Both suspects were taken out into the hallway and members of the police team stood with them. A couple of residents poked their heads out of adjacent doors. Police members chatted with them, apologized for the late-night disturbance.

The voices replied they were glad to see the police taking care of things, and retired back inside their rooms.

"Hey, I've been trying to find old-school shoes like that forever, where did you get those?," one cop asked the male suspect during a dull moment.

"I bought them a long time ago," he replied. "I got them when I was in my early 20s, but I went to jail for five years so they just sat in storage that whole time so they are still in good condition."
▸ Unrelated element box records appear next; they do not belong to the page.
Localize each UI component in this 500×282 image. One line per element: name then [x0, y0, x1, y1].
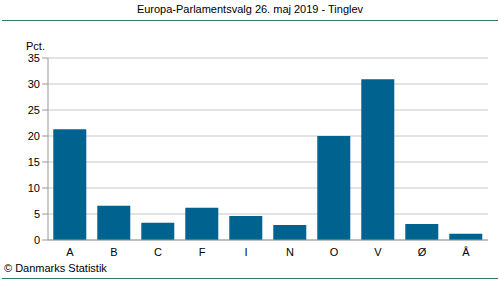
html-text:Pct.: Pct.	[26, 40, 45, 52]
svg-text:25: 25	[28, 104, 40, 116]
svg-text:Å: Å	[462, 246, 470, 258]
svg-text:C: C	[154, 246, 162, 258]
svg-text:15: 15	[28, 156, 40, 168]
svg-text:I: I	[244, 246, 247, 258]
svg-text:5: 5	[34, 208, 40, 220]
svg-text:N: N	[286, 246, 294, 258]
svg-text:B: B	[110, 246, 117, 258]
svg-text:20: 20	[28, 130, 40, 142]
svg-text:30: 30	[28, 78, 40, 90]
html-text:Europa-Parlamentsvalg 26. maj: Europa-Parlamentsvalg 26. maj 2019 - Tin…	[136, 3, 364, 15]
svg-text:Ø: Ø	[418, 246, 427, 258]
svg-text:A: A	[66, 246, 74, 258]
svg-text:10: 10	[28, 182, 40, 194]
svg-text:O: O	[330, 246, 339, 258]
svg-text:35: 35	[28, 52, 40, 64]
svg-text:0: 0	[34, 234, 40, 246]
svg-text:V: V	[374, 246, 382, 258]
svg-text:F: F	[199, 246, 206, 258]
html-text:© Danmarks Statistik: © Danmarks Statistik	[4, 262, 107, 274]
"What? In your early 20s you did something that got you five years in jail?," the cop said.

"It wasn't one thing, it was a bunch of stuff. It all added up," the suspect said. He smiled and exchanged hellos with a Prince George Mountie who happened past, both knowing each other from some of those prior encounters.

"It's OK, you can sit if it makes you more comfortable," said another AGTF cop to the female suspect.

"No, I don't want to sit, I'll stand, this place has bedbugs," she said squirming. All eyes involuntarily scanned the decrepit carpet. If you couldn't see bedbugs, you could certainly feel squeamish from the grunge and stains that ran the length of the hallway.

The building manager also offered a warning to the clatch of cops that human feces and other delights were not uncommon, lately, in the once respectable complex so they should wear gloves.

The male kept shrugging mightily and twisting his shoulders. When asked if everything was OK he mumbled that his jacket kept sliding down. One of the officers took hold of his hoodie and hiked it into position for him, with the suspect's thanks.

"This isn't even about me, this is my friend's place," said the female talking about being in the wrong place at the wrong time and being accepted into a two-year program she wanted at CNC, and how her life was just getting on-track.

"I don't mean to be facetious," said a cop standing with her.

"Good word," she said.

"Thanks," said the cop. "But I have heard that same line a thousand times from people standing in the same position you're in right now. I hope, I really do hope, that you take that program and it leads to something better."

She was young. She was pretty. She was pleasant to talk to. The male suspect across the hall was handsome. He was affable.

It was hard to believe they were the ones who, moments ago, shared space with drugs and ammo, and who knows what else remained to be found.

As the rain filled the gutters and amplified the cycling flashes of red and blue below, it was easy to look up and down the streets and see other apartment buildings, other similar figures on the sidewalks, vehicles passing suspiciously often in front of this one, and wonder how futile tonight's police efforts might be; but also to contemplate how salvageable these two particular people were once the handcuffs were undone.

Not the police cuffs, they were there for public protection, but the shackles of addiction, social distrust, lack of education and bad choices.

Those could be left behind by either one or both of these suspects. Or not.

The path could change for the next set of suspects, too, that this team of soldier-investigators would encounter after they scarffed down a few pieces of pizza that arrived in a pile of boxes as this situation closed down and their next operation got set to launch.

It was only midnight in Prince George.

There were a lot more doors to knock on before daylight.